Gold (XAUUSD) climbed nearly 65% in FY 2025 – the strongest gain since 1979. XAUUSD drew support from a confluence of factors.
Dollar weakness. The DXY index posted its worst performance in years during 2025 and continued to ease into 2026.
Geopolitical tensions. 2025 saw escalation in the Middle East, with Israel and Iran embroiled an all-out war that lasted just 12 thanks to Trump’s peace-making initiative.
Early 2026 witnessed US threats to strike targets across Iran.
On top of that, US forces captured and brought Venezuelan leader Nicolas Maduro stateside in January.
President Trump pressed ahead with his claim that the US must gain control over Greenland.
These developments have prompted investor to reallocate funds into safe-haven assets, including gold.
Trade wars. President Trump has been on a mission to protect the US market, weaponizing tariffs vis-à-vis trading partners across the globe.
This shift in trade policies boosted safe-haven interest as well.
Rising precious metals demand. Market participants have been snapping up precious metals like never before.
Data from the World Gold Council shows that gold demand topped 5,000 tons in FY 2025, driven by ETF inflows and central bank purchases.
Domestic political turmoil stateside. Beyond geopolitical and macroeconomic factors, precious metals have drawn support from political uncertainty stateside.
A case in point is Trump’s continued efforts to undermine the Federal Reserve’s independence, including accusations against Chair Jerome Powell for pausing rate cuts.
With Powell set to step down later in 2026, Trump nominated Kevin Warsh as new US central bank chief.
Markets are now pricing in the odds of faster policy easing, which would step up downward pressure on the dollar.
FOMO. Gold’s stellar performance last year triggered a FOMO effect.
And although the market has lapsed into a downward correction, speculative demand may be reignited anytime soon.
Technically, traders are advised to leverage Elliott Waves for a longer-term outlook. Notably, this theory offers multiple scenarios, which require adjustments depending on an array of factors.
The first assumption holds that gold prices will remain within a trend impulse.
This scenario looks highly feasible, an assumption inferred from the nature of price movement – a massive upsurge on substantial volumes.
Given the market’s behavior in recent months, the gold price is currently in the 3rd impulse wave.
As per classic wave theory, the 3rd wave tends to be the strongest and often extended in time.
Moreover, waves relate through Fibonacci ratios (with some margin of error), which can signal wave endings.
If we peg the start of the impulse to the low-price environment in 2001-2002, and count the 2001-2011 rise as the 1st wave, then the current 3rd impulse wave has reached 261.8% of the 1st wave (at USD 5,400/oz), consistent with the theory.

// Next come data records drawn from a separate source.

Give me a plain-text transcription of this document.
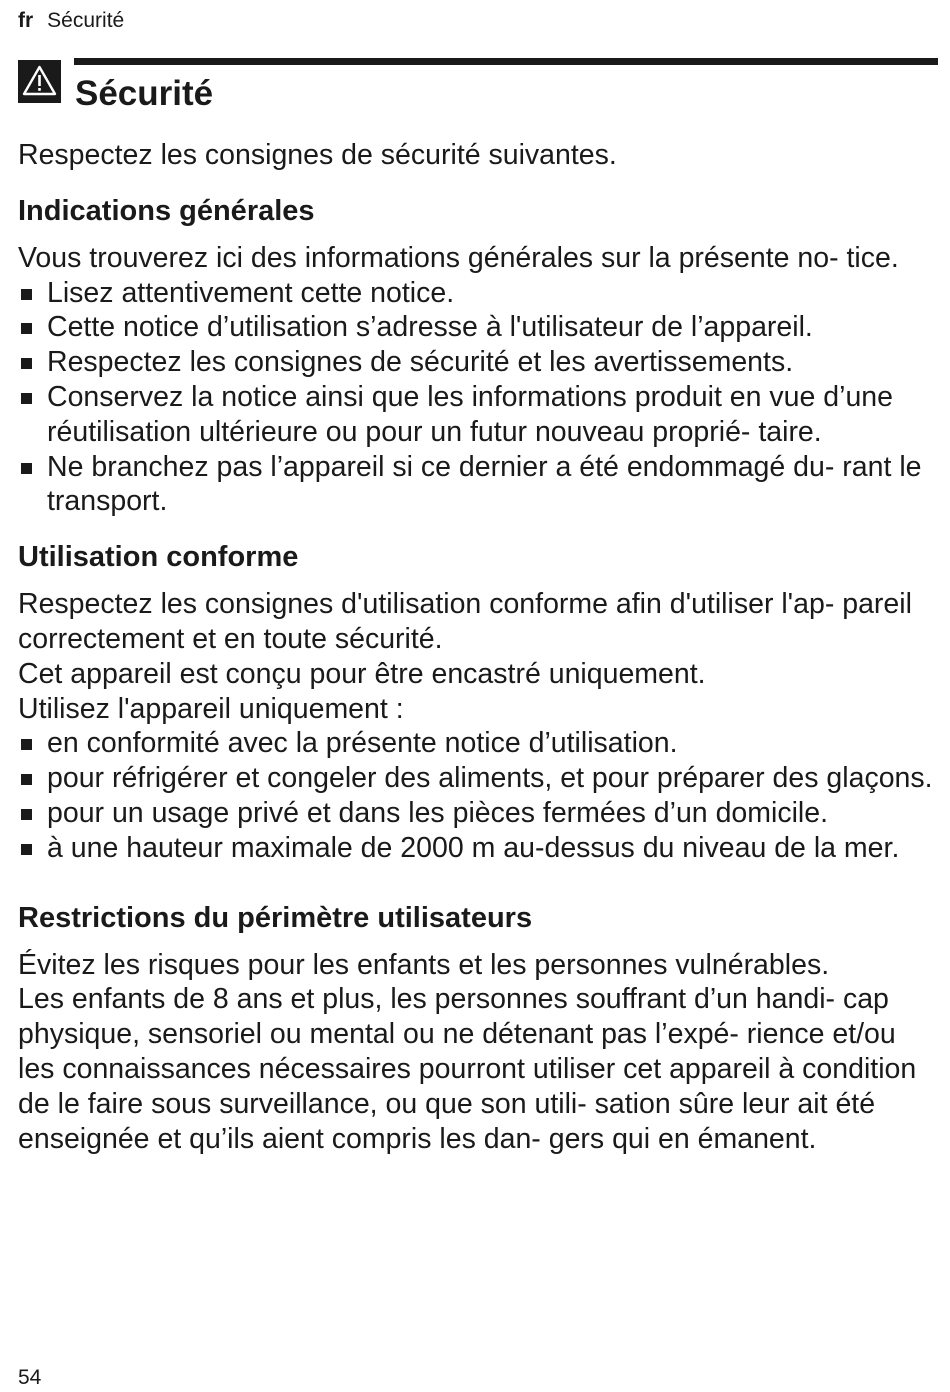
fr Sécurité
Sécurité

Respectez les consignes de sécurité suivantes.

Indications générales

Vous trouverez ici des informations générales sur la présente no‑ tice.

Lisez attentivement cette notice.
Cette notice d’utilisation s’adresse à l'utilisateur de l’appareil.
Respectez les consignes de sécurité et les avertissements.
Conservez la notice ainsi que les informations produit en vue d’une réutilisation ultérieure ou pour un futur nouveau proprié‑ taire.
Ne branchez pas l’appareil si ce dernier a été endommagé du‑ rant le transport.
Utilisation conforme

Respectez les consignes d'utilisation conforme afin d'utiliser l'ap‑ pareil correctement et en toute sécurité.

Cet appareil est conçu pour être encastré uniquement.

Utilisez l'appareil uniquement :

en conformité avec la présente notice d’utilisation.
pour réfrigérer et congeler des aliments, et pour préparer des glaçons.
pour un usage privé et dans les pièces fermées d’un domicile.
à une hauteur maximale de 2000 m au-dessus du niveau de la mer.
Restrictions du périmètre utilisateurs

Évitez les risques pour les enfants et les personnes vulnérables.

Les enfants de 8 ans et plus, les personnes souffrant d’un handi‑ cap physique, sensoriel ou mental ou ne détenant pas l’expé‑ rience et/ou les connaissances nécessaires pourront utiliser cet appareil à condition de le faire sous surveillance, ou que son utili‑ sation sûre leur ait été enseignée et qu’ils aient compris les dan‑ gers qui en émanent.

54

We outline two potential scenarios:
Scenario 1. The 3rd wave is over, with the price action entering the 4th wave, which could presage a deep downward correction.
According to the wave analysis theory, corrective waves typically span 38.2% to 61.8% of impulse waves, suggesting that the gold price could drop to a range between USD 2,780 and USD 3,870/oz, or roughly 40% off the current levels.
Scenario 2. The 3rd wave is still ongoing, with the yellow metal set to extend the uptrend.
Under this bullish outlook, the price action could eventually reach USD 6,500/oz.